The transitional fire attack, supported by over a decade of research from UL's Fire Safety Research Institute, is one of the most significant tactical evolutions in modern firefighting. And it is still being misunderstood, misrepresented, and resisted by firefighters who have not read the actual research.
What Transitional Attack Actually Is
Transitional attack is a two-phase tactical approach. Phase 1 is exterior application. Flow water from the exterior into the fire compartment through a window or opening. The goal is to cool the fire environment, drop temperatures, reduce the thermal threat, and slow fire progression. Phase 2 is interior attack. After the initial knockdown, transition to an interior attack for final extinguishment, overhaul, and search.
You are not fighting fire from outside. You are resetting the interior conditions to make your interior attack safer and more effective.
What the Research Says
Exterior water does not push fire onto victims. This was the biggest fear, and the research conclusively debunked it. In multiple experiments with instrumented rooms and thermal sensors at victim locations, exterior water application either had no effect on victim exposure or reduced thermal exposure at victim locations. Water applied to the fire compartment absorbs heat and generates steam. The steam displaces hot fire gases. Temperatures drop.
Modern fires reach flashover in under 4 minutes. FSRI comparison studies showed that a modern furnished living room reaches flashover in approximately 3 minutes and 40 seconds. A legacy-furnished room took over 29 minutes. Why? Modern furnishings are primarily synthetic with dramatically higher heat release rates.
Flow path management is critical. The flow path is the most dangerous location in a fire building. When you open a door, you create a bidirectional flow path where fresh air enters at the bottom and hot gases exit at the top. In a ventilation-limited fire, this incoming air can cause rapid fire progression along the flow path. Transitional attack addresses this by cooling the fire compartment before opening the door for entry.
A brief exterior application dramatically improves interior conditions.

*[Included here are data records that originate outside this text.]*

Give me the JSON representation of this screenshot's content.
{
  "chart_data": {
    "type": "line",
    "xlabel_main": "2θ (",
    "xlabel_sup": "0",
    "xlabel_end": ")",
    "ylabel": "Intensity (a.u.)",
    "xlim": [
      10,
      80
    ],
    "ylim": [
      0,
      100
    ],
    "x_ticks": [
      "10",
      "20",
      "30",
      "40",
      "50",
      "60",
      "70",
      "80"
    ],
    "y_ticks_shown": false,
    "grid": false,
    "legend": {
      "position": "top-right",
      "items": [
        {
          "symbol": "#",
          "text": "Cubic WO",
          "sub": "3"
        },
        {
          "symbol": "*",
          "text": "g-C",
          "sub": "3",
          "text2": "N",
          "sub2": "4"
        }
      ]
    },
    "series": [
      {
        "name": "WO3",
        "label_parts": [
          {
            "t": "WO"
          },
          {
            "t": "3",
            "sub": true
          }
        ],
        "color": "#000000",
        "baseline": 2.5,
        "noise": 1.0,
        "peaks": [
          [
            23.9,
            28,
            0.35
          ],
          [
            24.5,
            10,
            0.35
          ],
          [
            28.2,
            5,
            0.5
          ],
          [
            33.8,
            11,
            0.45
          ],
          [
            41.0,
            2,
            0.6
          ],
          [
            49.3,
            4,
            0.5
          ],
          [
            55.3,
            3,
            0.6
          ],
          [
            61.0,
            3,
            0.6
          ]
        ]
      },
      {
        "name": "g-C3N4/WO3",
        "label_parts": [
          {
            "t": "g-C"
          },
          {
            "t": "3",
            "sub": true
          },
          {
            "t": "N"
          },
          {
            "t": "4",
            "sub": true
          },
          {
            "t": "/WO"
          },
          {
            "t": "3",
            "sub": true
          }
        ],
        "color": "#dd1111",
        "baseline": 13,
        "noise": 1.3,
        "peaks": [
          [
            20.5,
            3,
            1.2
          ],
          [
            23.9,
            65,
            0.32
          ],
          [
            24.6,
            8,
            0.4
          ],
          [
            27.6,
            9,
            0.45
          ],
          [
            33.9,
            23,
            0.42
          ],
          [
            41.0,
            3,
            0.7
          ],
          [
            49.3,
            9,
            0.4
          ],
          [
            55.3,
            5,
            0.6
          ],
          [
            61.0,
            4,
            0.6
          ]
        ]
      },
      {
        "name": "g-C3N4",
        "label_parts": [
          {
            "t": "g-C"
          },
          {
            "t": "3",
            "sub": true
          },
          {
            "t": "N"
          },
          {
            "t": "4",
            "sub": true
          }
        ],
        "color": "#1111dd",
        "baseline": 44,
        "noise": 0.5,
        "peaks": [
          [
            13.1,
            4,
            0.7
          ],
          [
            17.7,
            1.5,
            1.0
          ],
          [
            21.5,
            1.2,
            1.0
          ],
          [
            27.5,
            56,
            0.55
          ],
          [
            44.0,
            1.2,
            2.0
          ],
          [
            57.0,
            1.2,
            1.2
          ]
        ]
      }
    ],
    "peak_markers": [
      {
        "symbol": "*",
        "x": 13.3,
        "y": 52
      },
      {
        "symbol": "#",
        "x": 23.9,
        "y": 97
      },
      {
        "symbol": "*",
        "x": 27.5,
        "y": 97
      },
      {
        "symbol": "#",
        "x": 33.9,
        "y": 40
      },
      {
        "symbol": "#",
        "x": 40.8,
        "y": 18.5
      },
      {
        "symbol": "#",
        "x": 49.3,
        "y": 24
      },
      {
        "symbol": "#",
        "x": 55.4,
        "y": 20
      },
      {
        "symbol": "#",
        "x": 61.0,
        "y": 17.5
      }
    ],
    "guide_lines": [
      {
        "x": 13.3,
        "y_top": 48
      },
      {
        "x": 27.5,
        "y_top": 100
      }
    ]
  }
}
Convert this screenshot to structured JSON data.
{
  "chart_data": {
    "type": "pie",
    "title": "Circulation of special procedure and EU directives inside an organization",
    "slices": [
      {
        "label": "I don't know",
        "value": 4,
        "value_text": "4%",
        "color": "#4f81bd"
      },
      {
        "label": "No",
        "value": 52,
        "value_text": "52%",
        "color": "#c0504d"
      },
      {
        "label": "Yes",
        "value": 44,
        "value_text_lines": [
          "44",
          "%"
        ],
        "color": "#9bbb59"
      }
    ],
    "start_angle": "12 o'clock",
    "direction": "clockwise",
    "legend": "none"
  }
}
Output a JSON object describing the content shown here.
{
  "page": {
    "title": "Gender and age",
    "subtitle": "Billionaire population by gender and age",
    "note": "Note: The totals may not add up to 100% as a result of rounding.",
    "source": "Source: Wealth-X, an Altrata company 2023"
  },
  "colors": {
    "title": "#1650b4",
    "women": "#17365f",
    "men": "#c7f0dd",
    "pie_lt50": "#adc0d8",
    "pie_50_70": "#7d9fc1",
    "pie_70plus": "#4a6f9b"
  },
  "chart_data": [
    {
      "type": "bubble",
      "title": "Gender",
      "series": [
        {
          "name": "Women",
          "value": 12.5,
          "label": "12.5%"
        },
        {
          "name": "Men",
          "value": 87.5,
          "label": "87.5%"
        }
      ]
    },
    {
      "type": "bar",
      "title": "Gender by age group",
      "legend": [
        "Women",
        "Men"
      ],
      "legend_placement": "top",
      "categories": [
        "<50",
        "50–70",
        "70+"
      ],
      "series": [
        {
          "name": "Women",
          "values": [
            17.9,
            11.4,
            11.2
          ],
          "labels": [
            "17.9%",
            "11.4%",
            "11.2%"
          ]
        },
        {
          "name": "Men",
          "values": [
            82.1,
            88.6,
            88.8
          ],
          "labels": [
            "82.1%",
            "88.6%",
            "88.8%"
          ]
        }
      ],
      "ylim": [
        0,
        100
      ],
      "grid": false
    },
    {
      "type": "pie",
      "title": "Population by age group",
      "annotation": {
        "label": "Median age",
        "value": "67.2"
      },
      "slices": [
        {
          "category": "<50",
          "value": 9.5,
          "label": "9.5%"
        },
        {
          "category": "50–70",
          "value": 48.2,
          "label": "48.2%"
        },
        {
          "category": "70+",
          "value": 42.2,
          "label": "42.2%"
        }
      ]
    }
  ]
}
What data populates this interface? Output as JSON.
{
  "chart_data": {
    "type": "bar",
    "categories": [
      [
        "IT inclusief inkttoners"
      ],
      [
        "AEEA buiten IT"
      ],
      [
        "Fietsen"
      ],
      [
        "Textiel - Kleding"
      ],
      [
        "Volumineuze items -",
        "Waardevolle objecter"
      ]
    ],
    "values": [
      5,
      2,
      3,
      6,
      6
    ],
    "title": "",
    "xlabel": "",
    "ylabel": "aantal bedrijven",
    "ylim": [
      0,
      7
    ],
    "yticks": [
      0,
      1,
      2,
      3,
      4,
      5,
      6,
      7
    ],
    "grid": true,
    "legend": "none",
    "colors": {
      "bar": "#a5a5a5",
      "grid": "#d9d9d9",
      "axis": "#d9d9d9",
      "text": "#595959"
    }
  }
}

FSRI experiments showed that as little as 10 to 15 seconds of water applied from the exterior into the fire compartment reduced temperatures by hundreds of degrees throughout the structure.
When to Use Transitional Attack
Use transitional attack when fire is visible from the exterior, interior conditions appear to be at or near flashover, you have a window or opening into the fire compartment, and you are going to make entry anyway.
Go direct interior when fire is small and interior conditions are tenable, fire location is not accessible from the exterior, or you have a confirmed life hazard requiring immediate entry.
The Technique
Set up at a 45-degree angle to the window if possible. Straight stream or solid bore. Put water on the ceiling of the fire compartment. You are not trying to extinguish the fire from outside. You are trying to cool the hot gas layer. 15 to 30 seconds is typically enough. Then stop flowing, move to the entry point, and begin your interior attack.